BP was appealing a March 5 ruling that upheld the way the compensation is being paid to business claimants wanting recompense for losses caused by the 2010 spill, which killed 11 men and spewed 4 million barrels of oil into the sea. The ruling overrode objections from BP, which has been finding the payments much more generous than it had accounted for.
The ruling, by the same court where BP and other companies have been on trial for separate civil charges stemming from the spill since February, has reopened a part of the saga that appeared to have been settled almost a year ago.
The settlement covers a class action claim for economic, property and medical compensation from more than 100,000 individuals and businesses.

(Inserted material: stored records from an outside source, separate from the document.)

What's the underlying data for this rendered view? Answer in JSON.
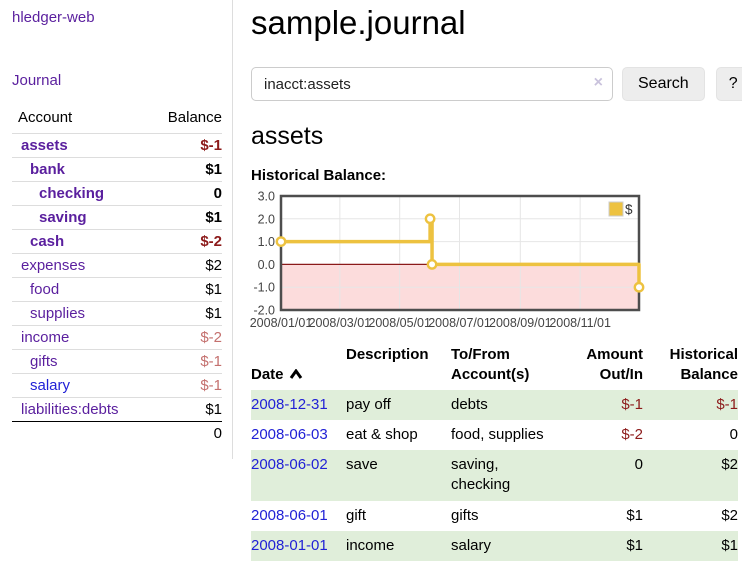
{
  "app": {
    "brand": "hledger-web",
    "nav_journal": "Journal"
  },
  "colors": {
    "link_purple": "#5a1f9e",
    "link_blue": "#2121d6",
    "negative_strong": "#8c1a1a",
    "negative_soft": "#c4706e",
    "row_stripe_green": "#e0eeda"
  },
  "icons": {
    "clear_search": "×",
    "sort_ascending": "chevron-up",
    "legend_swatch": "gold-square"
  },
  "sidebar": {
    "header": {
      "account": "Account",
      "balance": "Balance"
    },
    "accounts": [
      {
        "name": "assets",
        "level": 0,
        "bold": true,
        "balance": "$-1",
        "balance_style": "neg-strong"
      },
      {
        "name": "bank",
        "level": 1,
        "bold": true,
        "balance": "$1",
        "balance_style": ""
      },
      {
        "name": "checking",
        "level": 2,
        "bold": true,
        "balance": "0",
        "balance_style": ""
      },
      {
        "name": "saving",
        "level": 2,
        "bold": true,
        "balance": "$1",
        "balance_style": ""
      },
      {
        "name": "cash",
        "level": 1,
        "bold": true,
        "balance": "$-2",
        "balance_style": "neg-strong"
      },
      {
        "name": "expenses",
        "level": 0,
        "bold": false,
        "balance": "$2",
        "balance_style": ""
      },
      {
        "name": "food",
        "level": 1,
        "bold": false,
        "balance": "$1",
        "balance_style": ""
      },
      {
        "name": "supplies",
        "level": 1,
        "bold": false,
        "balance": "$1",
        "balance_style": ""
      },
      {
        "name": "income",
        "level": 0,
        "bold": false,
        "balance": "$-2",
        "balance_style": "neg-soft"
      },
      {
        "name": "gifts",
        "level": 1,
        "bold": false,
        "balance": "$-1",
        "balance_style": "neg-soft"
      },
      {
        "name": "salary",
        "level": 1,
        "bold": false,
        "link_style": "blue",
        "balance": "$-1",
        "balance_style": "neg-soft"
      },
      {
        "name": "liabilities:debts",
        "level": 0,
        "bold": false,
        "balance": "$1",
        "balance_style": ""
      }
    ],
    "total": "0"
  },
  "header": {
    "title": "sample.journal"
  },
  "search": {
    "value": "inacct:assets",
    "clear_icon": "×",
    "button": "Search",
    "help_button": "?"
  },
  "account_page": {
    "title": "assets",
    "chart_label": "Historical Balance:"
  },
  "chart_data": {
    "type": "line",
    "style": "step",
    "title": "Historical Balance",
    "xlabel": "",
    "ylabel": "",
    "xlim": [
      0,
      365
    ],
    "ylim": [
      -2,
      3
    ],
    "grid": true,
    "legend_position": "top-right",
    "series": [
      {
        "name": "$",
        "color": "#edc240",
        "points": [
          {
            "date": "2008/01/01",
            "x": 0,
            "y": 1
          },
          {
            "date": "2008/06/01",
            "x": 152,
            "y": 2
          },
          {
            "date": "2008/06/03",
            "x": 154,
            "y": 0
          },
          {
            "date": "2008/12/31",
            "x": 365,
            "y": -1
          }
        ]
      }
    ],
    "yticks": [
      {
        "v": 3,
        "label": "3.0"
      },
      {
        "v": 2,
        "label": "2.0"
      },
      {
        "v": 1,
        "label": "1.0"
      },
      {
        "v": 0,
        "label": "0.0"
      },
      {
        "v": -1,
        "label": "-1.0"
      },
      {
        "v": -2,
        "label": "-2.0"
      }
    ],
    "xticks": [
      {
        "v": 0,
        "label": "2008/01/01"
      },
      {
        "v": 60,
        "label": "2008/03/01"
      },
      {
        "v": 121,
        "label": "2008/05/01"
      },
      {
        "v": 182,
        "label": "2008/07/01"
      },
      {
        "v": 244,
        "label": "2008/09/01"
      },
      {
        "v": 305,
        "label": "2008/11/01"
      }
    ],
    "negative_region_color": "#fcdcdc",
    "zero_line_color": "#8b1a1a",
    "border_color": "#4d4d4d",
    "gridline_color": "#e6e6e6",
    "tick_label_color": "#444444"
  },
  "register": {
    "columns": [
      "Date",
      "Description",
      "To/From\nAccount(s)",
      "Amount\nOut/In",
      "Historical\nBalance"
    ],
    "rows": [
      {
        "date": "2008-12-31",
        "description": "pay off",
        "accounts": "debts",
        "amount": "$-1",
        "balance": "$-1"
      },
      {
        "date": "2008-06-03",
        "description": "eat & shop",
        "accounts": "food, supplies",
        "amount": "$-2",
        "balance": "0"
      },
      {
        "date": "2008-06-02",
        "description": "save",
        "accounts": "saving,\nchecking",
        "amount": "0",
        "balance": "$2"
      },
      {
        "date": "2008-06-01",
        "description": "gift",
        "accounts": "gifts",
        "amount": "$1",
        "balance": "$2"
      },
      {
        "date": "2008-01-01",
        "description": "income",
        "accounts": "salary",
        "amount": "$1",
        "balance": "$1"
      }
    ]
  }
}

At the time of the settlement, BP estimated the bill would be $7.8 billion - already making it one of the biggest settlements of its kind in U.S. history. The actual amount is uncapped and dependent on decisions made by Patrick Juneau, a lawyer from Louisiana who administers the payments under a complex set of rules set out by the agreement.
As the payments started to flow out, BP realized that the funds it had set aside would not be enough. At first it added more, reaching $8.5 billion by the end of 2012, while complaining that the payments to businesses were too generous and the terms of the settlement were being misinterpreted.
On March 5, U.S. District Judge Carl Barbier, who is presiding over the trial, upheld Juneau's methods.
Two days later BP said it would appeal, and it actually reduced the sum earmarked for payments back down to $7.7 billion to underline its disapproval.